Blow-up and lifespan estimate for generalized Tricomi equations related to Glassey conjecture

TL;DR

This paper investigates the blow-up and lifespan of solutions to a class of generalized Tricomi equations with derivative nonlinearities, introducing a novel test function and establishing results that extend known wave equation behaviors.

Contribution

It presents a new test function construction for analyzing blow-up in generalized Tricomi equations, extending lifespan estimates and demonstrating independence of blow-up power from the parameter m in two dimensions.

Findings

Blow-up occurs for certain p values with explicit lifespan estimates.
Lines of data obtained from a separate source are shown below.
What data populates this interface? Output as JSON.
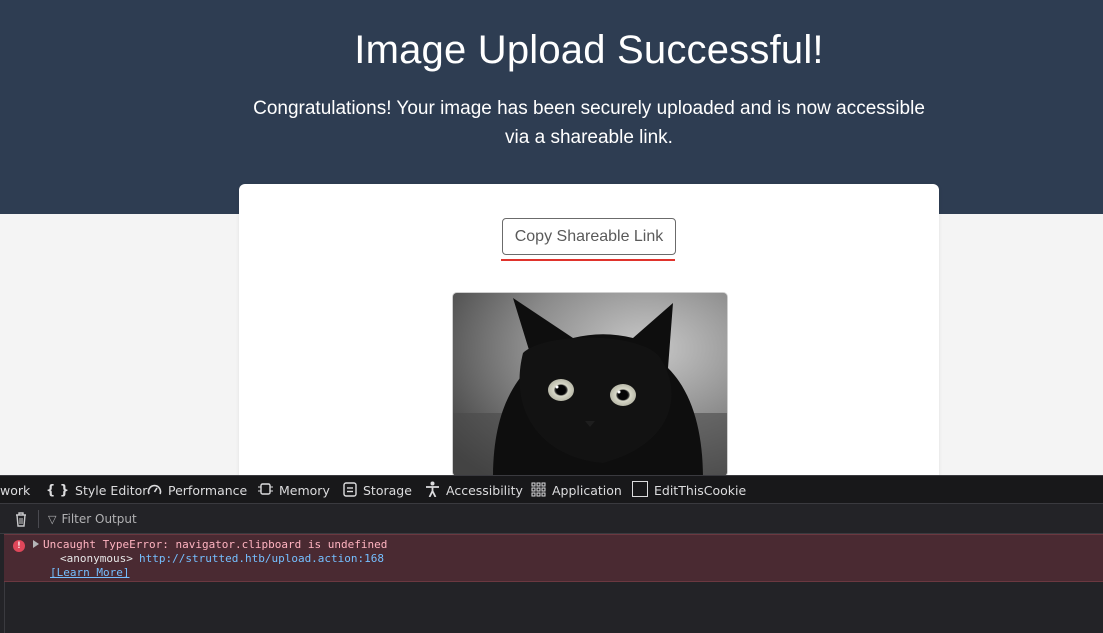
{
  "hero": {
    "title": "Image Upload Successful!",
    "subtitle": "Congratulations! Your image has been securely uploaded and is now accessible via a shareable link."
  },
  "card": {
    "copy_button_label": "Copy Shareable Link"
  },
  "devtools": {
    "tabs": [
      {
        "label": "work",
        "icon": "none"
      },
      {
        "label": "Style Editor",
        "icon": "braces-icon"
      },
      {
        "label": "Performance",
        "icon": "gauge-icon"
      },
      {
        "label": "Memory",
        "icon": "chip-icon"
      },
      {
        "label": "Storage",
        "icon": "storage-icon"
      },
      {
        "label": "Accessibility",
        "icon": "accessibility-icon"
      },
      {
        "label": "Application",
        "icon": "grid-icon"
      },
      {
        "label": "EditThisCookie",
        "icon": "square-icon"
      }
    ],
    "filter_placeholder": "Filter Output",
    "console": {
      "error_message": "Uncaught TypeError: navigator.clipboard is undefined",
      "stack_function": "<anonymous>",
      "stack_location": "http://strutted.htb/upload.action:168",
      "learn_more": "[Learn More]"
    }
  },
  "colors": {
    "hero_bg": "#2e3d52",
    "accent_underline": "#e0332c",
    "devtools_bg": "#232327",
    "error_row_bg": "#4a2a32",
    "link": "#75bfff"
  }
}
The new test function combines cut-off functions, Bessel functions, and harmonic functions.

Results recover classical wave equation behavior when m=0.

Abstract

We study in this paper the small data Cauchy problem for the semilinear generalized Tricomi equations with a nonlinear term of derivative type $u_{tt}-t^{2m}\Delta u=|u_t|^p$ for $m\ge0$. Blow-up result and lifespan estimate from above are established for $1<p\le 1+\frac{2}{(m+1)(n-1)-m}$. If $m=0$, our results coincide with those of the semilinear wave equation. The novelty consists in the construction of a new test function, by combining cut-off functions, the modified Bessel function and a harmonic function. Interestingly, if $n=2$ the blow-up power is independent of $m$. We also furnish a local existence result, which implies the optimality of lifespan estimate at least in the $1$-dimensional case.